Il est donc à souhaiter qu’on change le système des études ; qu’au lieu d’exiger des enfans avec rigueur des compositions difficiles & rebutantes, inaccessibles au grand nombre, on ne leur demande que des opérations faciles, & en conséquence rarement suivies des corrections & du dégoût. D’ailleurs la jeunesse passe rapidement ; & ce qu’il faut savoir pour entrer dans le monde, est d’une grande étendue. C’est pour cette raison qu’il faut saisir au plus vîte le bon & l’utile de chaque chose, & glisser sur tout le reste ; ainsi le premier âge doit être employé par préférence à faire acquisition des connoissances les plus nécessaires. Qu’est-ce en effet que l’éducation, si ce n’est l’apprentissage de ce qu’il faut savoir & pratiquer dans le commerce de la vie ? or peut-on remplir ce grand objet, en bornant l’instruction de la jeunesse au travail des thèmes & des vers ? On sait que tout cela n’est dans la suite d’aucun usage, & que le fruit qui reste de tant d’années d’études, se réduit à peine à l’intelligence du latin : je dis à peine, & je ne dis pas assez. Il n’est guere de latiniste qui n’avoue de bonne foi que le talent qu’il avoit acquis au collége pour composer en prose & en vers, ne lui faisoit point entendre couramment les livres qu’il n’avoit pas encore étudiés. Chacun, dis-je, avoue qu’après ses brillantes compositions, Horace, Virgile, Ovide, Tite-Live & Tacite, Cicéron & Tribonien, ont souvent mis en défaut toute sa latinité. Il falloit donc s’attacher moins à faire des vers inutiles, qu’à bien pénétrer ces auteurs par la lecture & par la traduction ; ce qui peut donner tout-à-la-fois ces deux degrés également nécessaires & suffisans, intelligence facile du latin, éloquence & composition françoise.

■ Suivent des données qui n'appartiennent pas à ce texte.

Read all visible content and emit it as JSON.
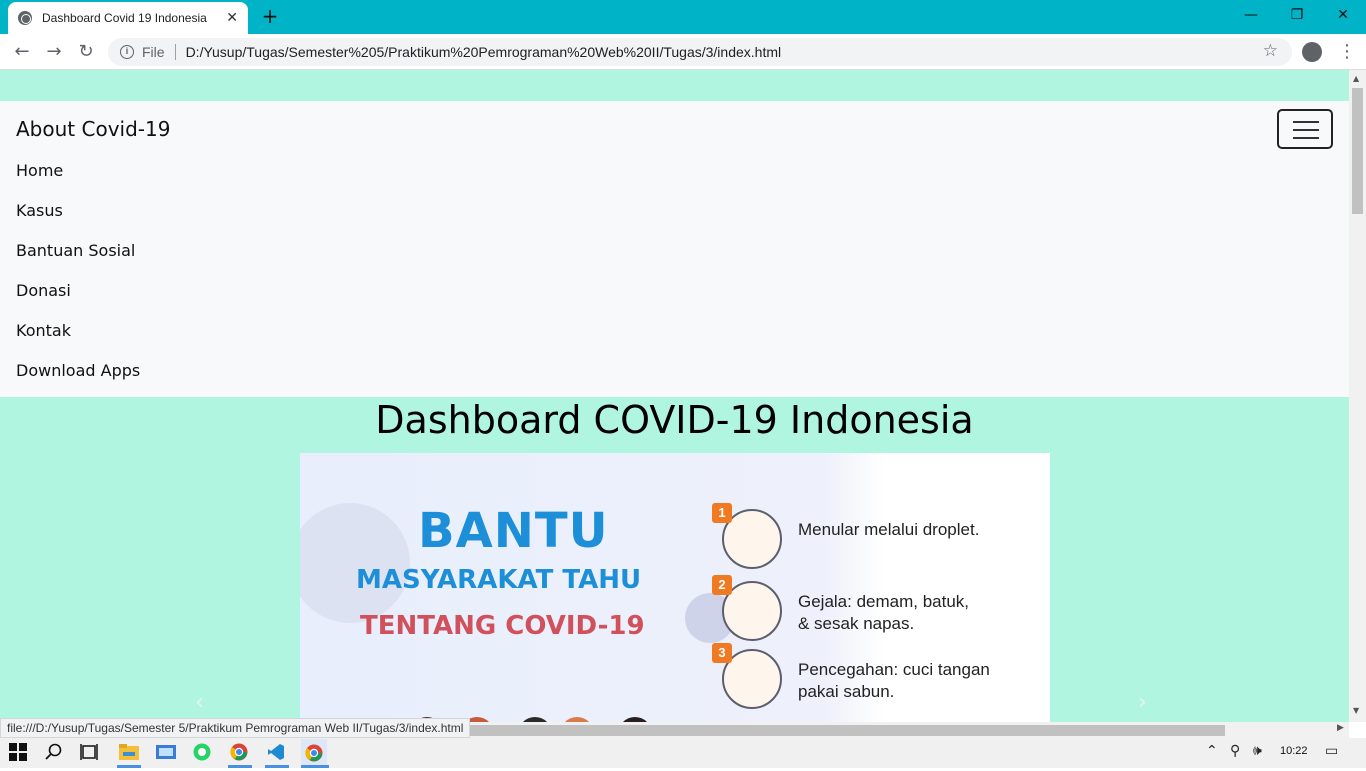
{
  "browser": {
    "tab_title": "Dashboard Covid 19 Indonesia",
    "tab_close": "✕",
    "new_tab": "+",
    "minimize": "—",
    "restore": "❐",
    "close": "✕",
    "back": "←",
    "forward": "→",
    "reload": "↻",
    "scheme_label": "File",
    "url": "D:/Yusup/Tugas/Semester%205/Praktikum%20Pemrograman%20Web%20II/Tugas/3/index.html",
    "star": "☆",
    "menu": "⋮"
  },
  "navbar": {
    "brand": "About Covid-19",
    "links": [
      "Home",
      "Kasus",
      "Bantuan Sosial",
      "Donasi",
      "Kontak",
      "Download Apps"
    ]
  },
  "main": {
    "title": "Dashboard COVID-19 Indonesia"
  },
  "carousel": {
    "headline": "BANTU",
    "subline1": "MASYARAKAT TAHU",
    "subline2": "TENTANG COVID-19",
    "steps": [
      {
        "num": "1",
        "text": "Menular melalui droplet."
      },
      {
        "num": "2",
        "text": "Gejala: demam, batuk,\n& sesak napas."
      },
      {
        "num": "3",
        "text": "Pencegahan: cuci tangan\npakai sabun."
      }
    ],
    "prev": "‹",
    "next": "›"
  },
  "status_bar": {
    "text": "file:///D:/Yusup/Tugas/Semester 5/Praktikum Pemrograman Web II/Tugas/3/index.html"
  },
  "taskbar": {
    "time": "10:22"
  },
  "colors": {
    "tabstrip": "#00b3c6",
    "page_bg": "#b0f5df",
    "navbar_bg": "#f8f9fa"
  }
}
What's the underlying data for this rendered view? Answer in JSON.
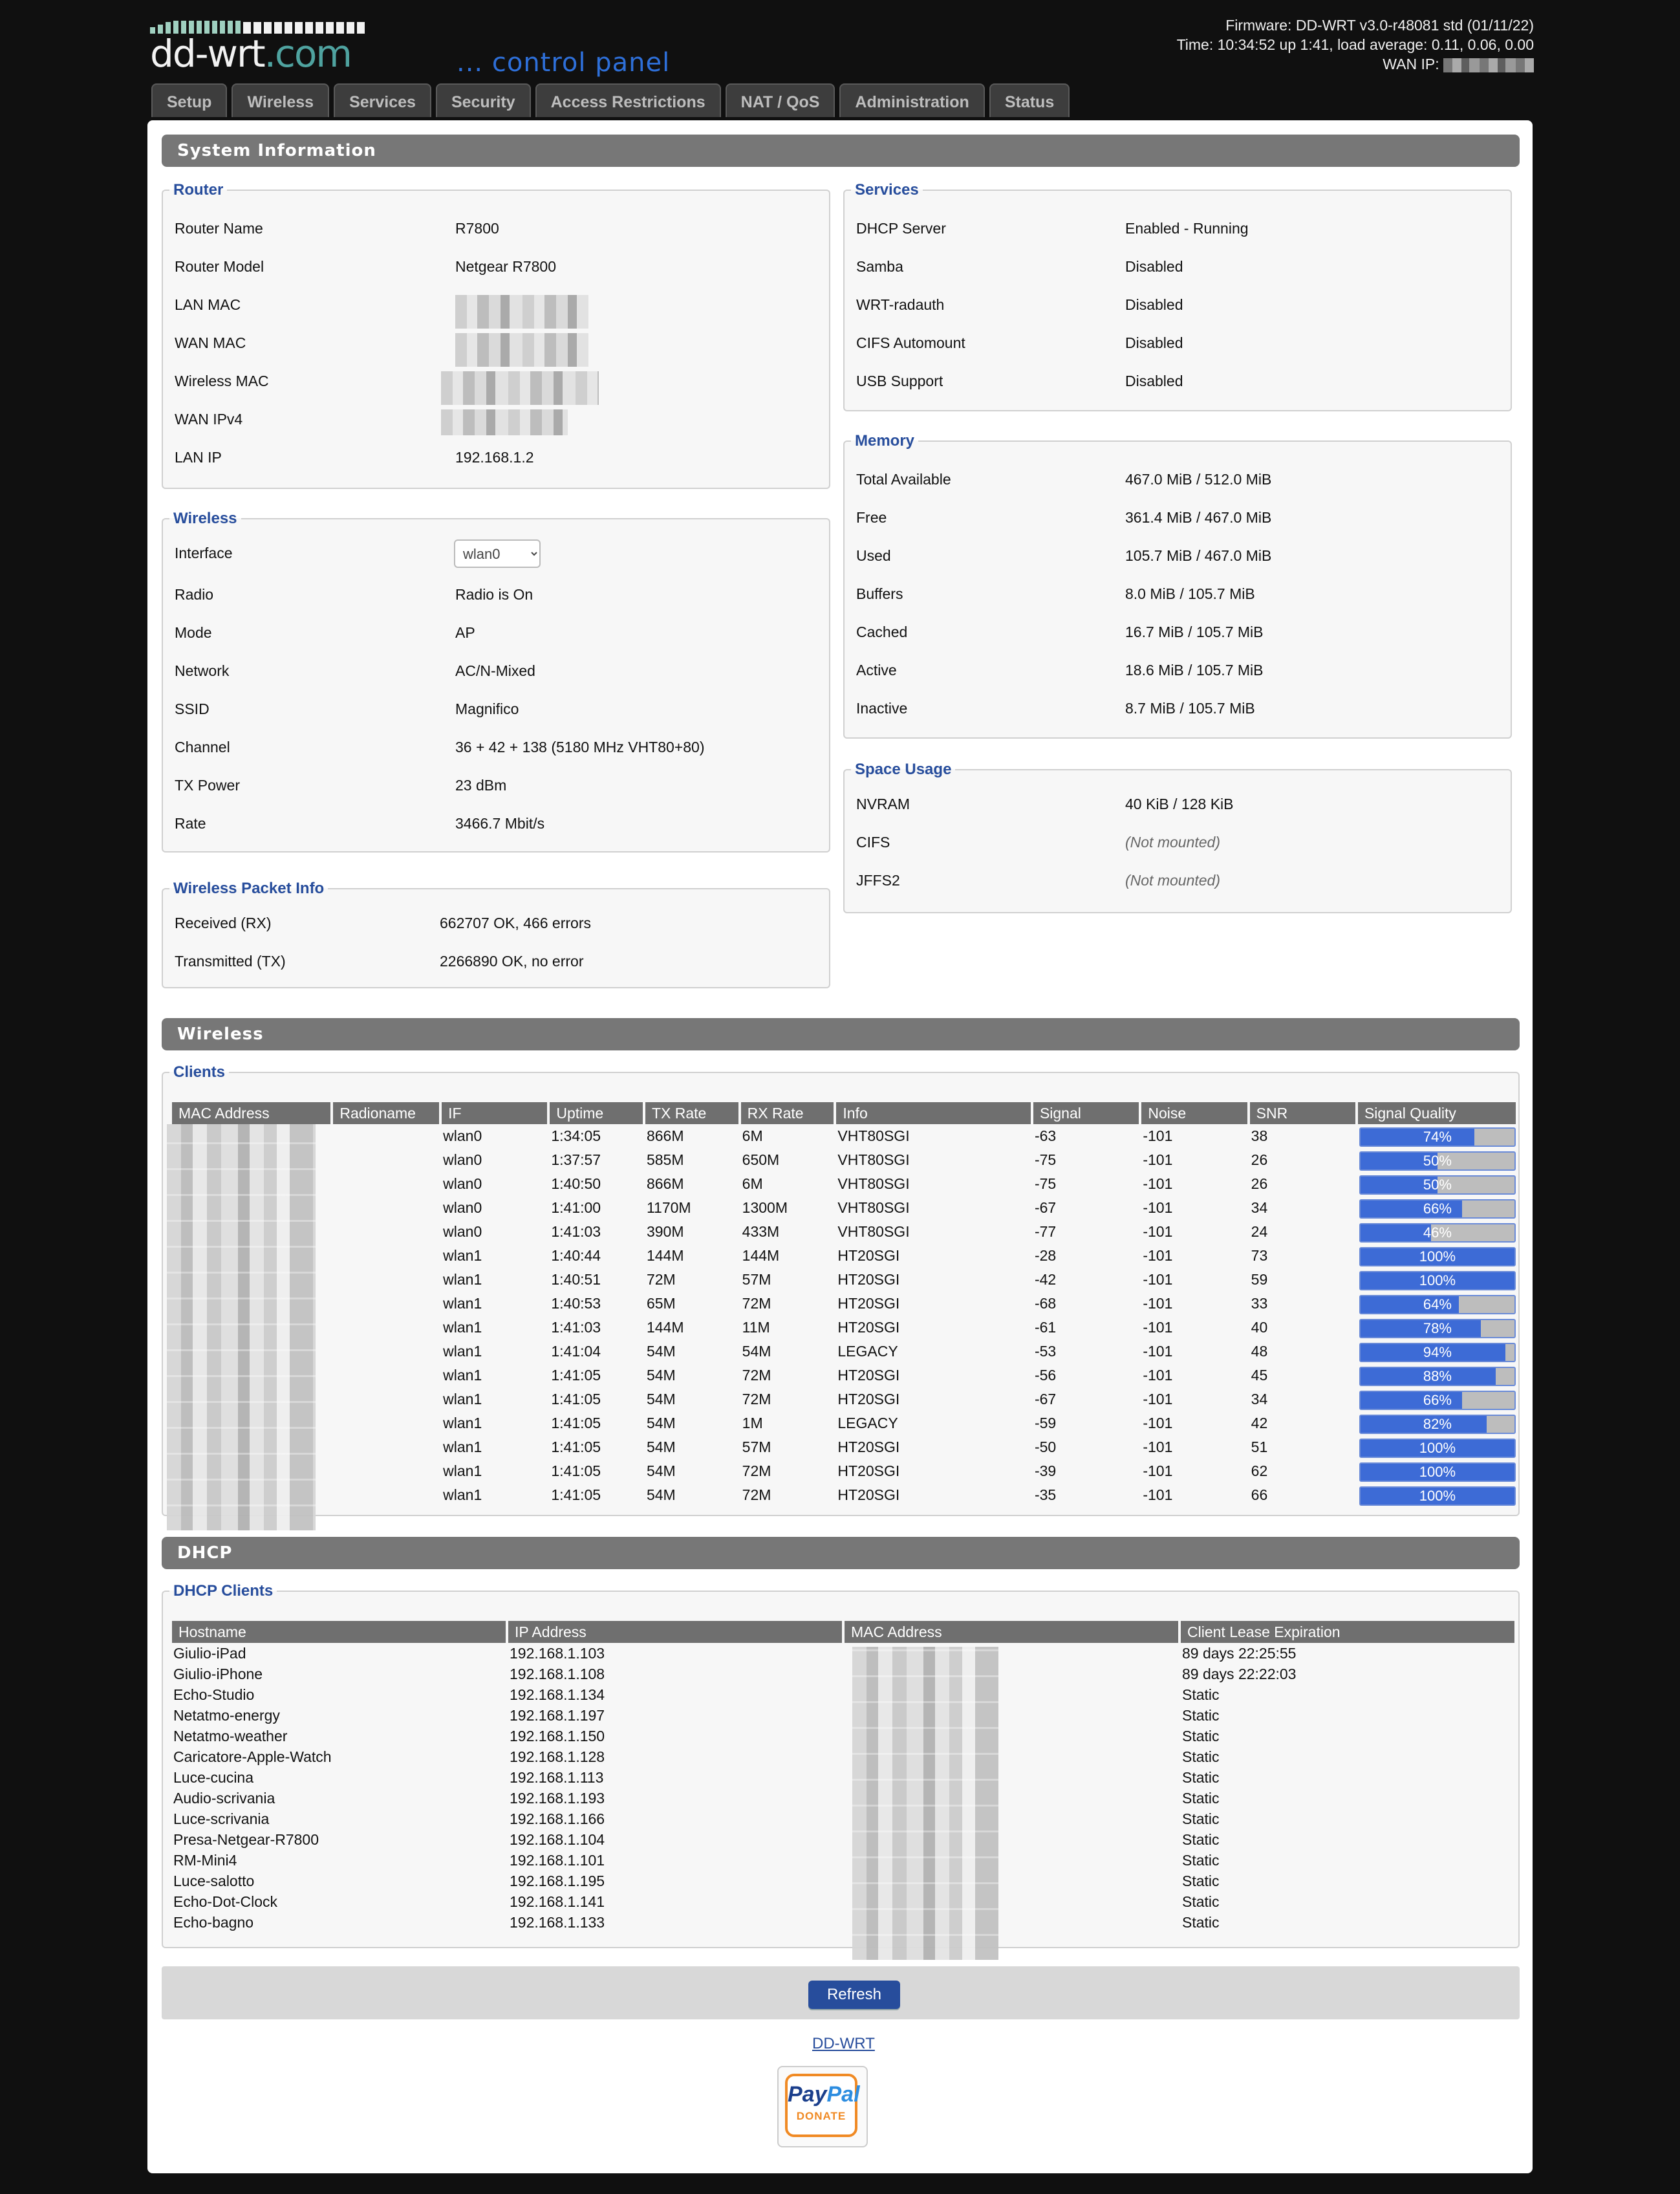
{
  "header": {
    "logo_text": "dd-wrt",
    "logo_suffix": ".com",
    "control_panel": "... control panel",
    "firmware": "Firmware: DD-WRT v3.0-r48081 std (01/11/22)",
    "time": "Time: 10:34:52 up 1:41, load average: 0.11, 0.06, 0.00",
    "wan_ip_label": "WAN IP:"
  },
  "tabs": [
    "Setup",
    "Wireless",
    "Services",
    "Security",
    "Access Restrictions",
    "NAT / QoS",
    "Administration",
    "Status"
  ],
  "system_info": {
    "title": "System Information",
    "router": {
      "legend": "Router",
      "rows": [
        {
          "k": "Router Name",
          "v": "R7800"
        },
        {
          "k": "Router Model",
          "v": "Netgear R7800"
        },
        {
          "k": "LAN MAC",
          "v": ""
        },
        {
          "k": "WAN MAC",
          "v": ""
        },
        {
          "k": "Wireless MAC",
          "v": ""
        },
        {
          "k": "WAN IPv4",
          "v": ""
        },
        {
          "k": "LAN IP",
          "v": "192.168.1.2"
        }
      ]
    },
    "wireless": {
      "legend": "Wireless",
      "interface_label": "Interface",
      "interface_value": "wlan0",
      "rows": [
        {
          "k": "Radio",
          "v": "Radio is On"
        },
        {
          "k": "Mode",
          "v": "AP"
        },
        {
          "k": "Network",
          "v": "AC/N-Mixed"
        },
        {
          "k": "SSID",
          "v": "Magnifico"
        },
        {
          "k": "Channel",
          "v": "36 + 42 + 138 (5180 MHz VHT80+80)"
        },
        {
          "k": "TX Power",
          "v": "23 dBm"
        },
        {
          "k": "Rate",
          "v": "3466.7 Mbit/s"
        }
      ]
    },
    "packet_info": {
      "legend": "Wireless Packet Info",
      "rows": [
        {
          "k": "Received (RX)",
          "v": "662707 OK, 466 errors"
        },
        {
          "k": "Transmitted (TX)",
          "v": "2266890 OK, no error"
        }
      ]
    },
    "services": {
      "legend": "Services",
      "rows": [
        {
          "k": "DHCP Server",
          "v": "Enabled - Running"
        },
        {
          "k": "Samba",
          "v": "Disabled"
        },
        {
          "k": "WRT-radauth",
          "v": "Disabled"
        },
        {
          "k": "CIFS Automount",
          "v": "Disabled"
        },
        {
          "k": "USB Support",
          "v": "Disabled"
        }
      ]
    },
    "memory": {
      "legend": "Memory",
      "rows": [
        {
          "k": "Total Available",
          "v": "467.0 MiB / 512.0 MiB"
        },
        {
          "k": "Free",
          "v": "361.4 MiB / 467.0 MiB"
        },
        {
          "k": "Used",
          "v": "105.7 MiB / 467.0 MiB"
        },
        {
          "k": "Buffers",
          "v": "8.0 MiB / 105.7 MiB"
        },
        {
          "k": "Cached",
          "v": "16.7 MiB / 105.7 MiB"
        },
        {
          "k": "Active",
          "v": "18.6 MiB / 105.7 MiB"
        },
        {
          "k": "Inactive",
          "v": "8.7 MiB / 105.7 MiB"
        }
      ]
    },
    "space": {
      "legend": "Space Usage",
      "rows": [
        {
          "k": "NVRAM",
          "v": "40 KiB / 128 KiB"
        },
        {
          "k": "CIFS",
          "v": "(Not mounted)"
        },
        {
          "k": "JFFS2",
          "v": "(Not mounted)"
        }
      ]
    }
  },
  "wireless_section": {
    "title": "Wireless",
    "legend": "Clients",
    "columns": [
      "MAC Address",
      "Radioname",
      "IF",
      "Uptime",
      "TX Rate",
      "RX Rate",
      "Info",
      "Signal",
      "Noise",
      "SNR",
      "Signal Quality"
    ],
    "rows": [
      {
        "if": "wlan0",
        "uptime": "1:34:05",
        "tx": "866M",
        "rx": "6M",
        "info": "VHT80SGI",
        "signal": "-63",
        "noise": "-101",
        "snr": "38",
        "quality": "74%",
        "q": 74
      },
      {
        "if": "wlan0",
        "uptime": "1:37:57",
        "tx": "585M",
        "rx": "650M",
        "info": "VHT80SGI",
        "signal": "-75",
        "noise": "-101",
        "snr": "26",
        "quality": "50%",
        "q": 50
      },
      {
        "if": "wlan0",
        "uptime": "1:40:50",
        "tx": "866M",
        "rx": "6M",
        "info": "VHT80SGI",
        "signal": "-75",
        "noise": "-101",
        "snr": "26",
        "quality": "50%",
        "q": 50
      },
      {
        "if": "wlan0",
        "uptime": "1:41:00",
        "tx": "1170M",
        "rx": "1300M",
        "info": "VHT80SGI",
        "signal": "-67",
        "noise": "-101",
        "snr": "34",
        "quality": "66%",
        "q": 66
      },
      {
        "if": "wlan0",
        "uptime": "1:41:03",
        "tx": "390M",
        "rx": "433M",
        "info": "VHT80SGI",
        "signal": "-77",
        "noise": "-101",
        "snr": "24",
        "quality": "46%",
        "q": 46
      },
      {
        "if": "wlan1",
        "uptime": "1:40:44",
        "tx": "144M",
        "rx": "144M",
        "info": "HT20SGI",
        "signal": "-28",
        "noise": "-101",
        "snr": "73",
        "quality": "100%",
        "q": 100
      },
      {
        "if": "wlan1",
        "uptime": "1:40:51",
        "tx": "72M",
        "rx": "57M",
        "info": "HT20SGI",
        "signal": "-42",
        "noise": "-101",
        "snr": "59",
        "quality": "100%",
        "q": 100
      },
      {
        "if": "wlan1",
        "uptime": "1:40:53",
        "tx": "65M",
        "rx": "72M",
        "info": "HT20SGI",
        "signal": "-68",
        "noise": "-101",
        "snr": "33",
        "quality": "64%",
        "q": 64
      },
      {
        "if": "wlan1",
        "uptime": "1:41:03",
        "tx": "144M",
        "rx": "11M",
        "info": "HT20SGI",
        "signal": "-61",
        "noise": "-101",
        "snr": "40",
        "quality": "78%",
        "q": 78
      },
      {
        "if": "wlan1",
        "uptime": "1:41:04",
        "tx": "54M",
        "rx": "54M",
        "info": "LEGACY",
        "signal": "-53",
        "noise": "-101",
        "snr": "48",
        "quality": "94%",
        "q": 94
      },
      {
        "if": "wlan1",
        "uptime": "1:41:05",
        "tx": "54M",
        "rx": "72M",
        "info": "HT20SGI",
        "signal": "-56",
        "noise": "-101",
        "snr": "45",
        "quality": "88%",
        "q": 88
      },
      {
        "if": "wlan1",
        "uptime": "1:41:05",
        "tx": "54M",
        "rx": "72M",
        "info": "HT20SGI",
        "signal": "-67",
        "noise": "-101",
        "snr": "34",
        "quality": "66%",
        "q": 66
      },
      {
        "if": "wlan1",
        "uptime": "1:41:05",
        "tx": "54M",
        "rx": "1M",
        "info": "LEGACY",
        "signal": "-59",
        "noise": "-101",
        "snr": "42",
        "quality": "82%",
        "q": 82
      },
      {
        "if": "wlan1",
        "uptime": "1:41:05",
        "tx": "54M",
        "rx": "57M",
        "info": "HT20SGI",
        "signal": "-50",
        "noise": "-101",
        "snr": "51",
        "quality": "100%",
        "q": 100
      },
      {
        "if": "wlan1",
        "uptime": "1:41:05",
        "tx": "54M",
        "rx": "72M",
        "info": "HT20SGI",
        "signal": "-39",
        "noise": "-101",
        "snr": "62",
        "quality": "100%",
        "q": 100
      },
      {
        "if": "wlan1",
        "uptime": "1:41:05",
        "tx": "54M",
        "rx": "72M",
        "info": "HT20SGI",
        "signal": "-35",
        "noise": "-101",
        "snr": "66",
        "quality": "100%",
        "q": 100
      }
    ]
  },
  "dhcp_section": {
    "title": "DHCP",
    "legend": "DHCP Clients",
    "columns": [
      "Hostname",
      "IP Address",
      "MAC Address",
      "Client Lease Expiration"
    ],
    "rows": [
      {
        "host": "Giulio-iPad",
        "ip": "192.168.1.103",
        "lease": "89 days 22:25:55"
      },
      {
        "host": "Giulio-iPhone",
        "ip": "192.168.1.108",
        "lease": "89 days 22:22:03"
      },
      {
        "host": "Echo-Studio",
        "ip": "192.168.1.134",
        "lease": "Static"
      },
      {
        "host": "Netatmo-energy",
        "ip": "192.168.1.197",
        "lease": "Static"
      },
      {
        "host": "Netatmo-weather",
        "ip": "192.168.1.150",
        "lease": "Static"
      },
      {
        "host": "Caricatore-Apple-Watch",
        "ip": "192.168.1.128",
        "lease": "Static"
      },
      {
        "host": "Luce-cucina",
        "ip": "192.168.1.113",
        "lease": "Static"
      },
      {
        "host": "Audio-scrivania",
        "ip": "192.168.1.193",
        "lease": "Static"
      },
      {
        "host": "Luce-scrivania",
        "ip": "192.168.1.166",
        "lease": "Static"
      },
      {
        "host": "Presa-Netgear-R7800",
        "ip": "192.168.1.104",
        "lease": "Static"
      },
      {
        "host": "RM-Mini4",
        "ip": "192.168.1.101",
        "lease": "Static"
      },
      {
        "host": "Luce-salotto",
        "ip": "192.168.1.195",
        "lease": "Static"
      },
      {
        "host": "Echo-Dot-Clock",
        "ip": "192.168.1.141",
        "lease": "Static"
      },
      {
        "host": "Echo-bagno",
        "ip": "192.168.1.133",
        "lease": "Static"
      }
    ]
  },
  "footer": {
    "refresh_label": "Refresh",
    "link_label": "DD-WRT",
    "paypal_a": "Pay",
    "paypal_b": "Pal",
    "paypal_donate": "DONATE"
  },
  "colors": {
    "accent": "#274d9c",
    "section_bar": "#777777",
    "quality_fill": "#3d6bd6"
  }
}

Pour entrer dans le détail d’une instruction plus utile, plus facile, & plus suivie, je crois qu’il faut mettre les enfans fort jeunes à l’A, B, C : on peut commencer dès l’âge de trois ans ; & pourvû qu’on leur fasse de ce premier exercice un amusement plûtôt qu’un travail, & qu’on leur montre les lettres suivant les nouvelles dénominations déjà connues par plusieurs ouvrages, ils liront ensuite couramment & de bonne heure, tant en françois qu’en latin : on fera bien d’y joindre le grec & le manuscrit. Du reste, trois ou quatre ans seront bien employés à fortifier l’enfant sur toute sorte de lecture, & ce sera une grande avance pour la suite des études, où il importe de lire aisément tout ce qui se présente. C’est un premier fondement presque toûjours négligé ; il en résulte que les progrès ensuite sont beaucoup plus lents & plus difficiles. Je voudrois donc mettre beaucoup de soin dans les premiers tems, pour obtenir une lecture aisée, & une prononciation forte & distincte ; car c’est-là, si je ne me trompe, l’un des meilleurs fruits de l’éducation. Quoi qu’il en soit, si l’on donne aux enfans, comme livre de lecture, les rudimens latins-françois, ils seront assez au fait à six ans pour expliquer d’abord le catéchisme historique, puis les colloques familiers, les histoires choisies, l’appendix du P. Jouvency, &c.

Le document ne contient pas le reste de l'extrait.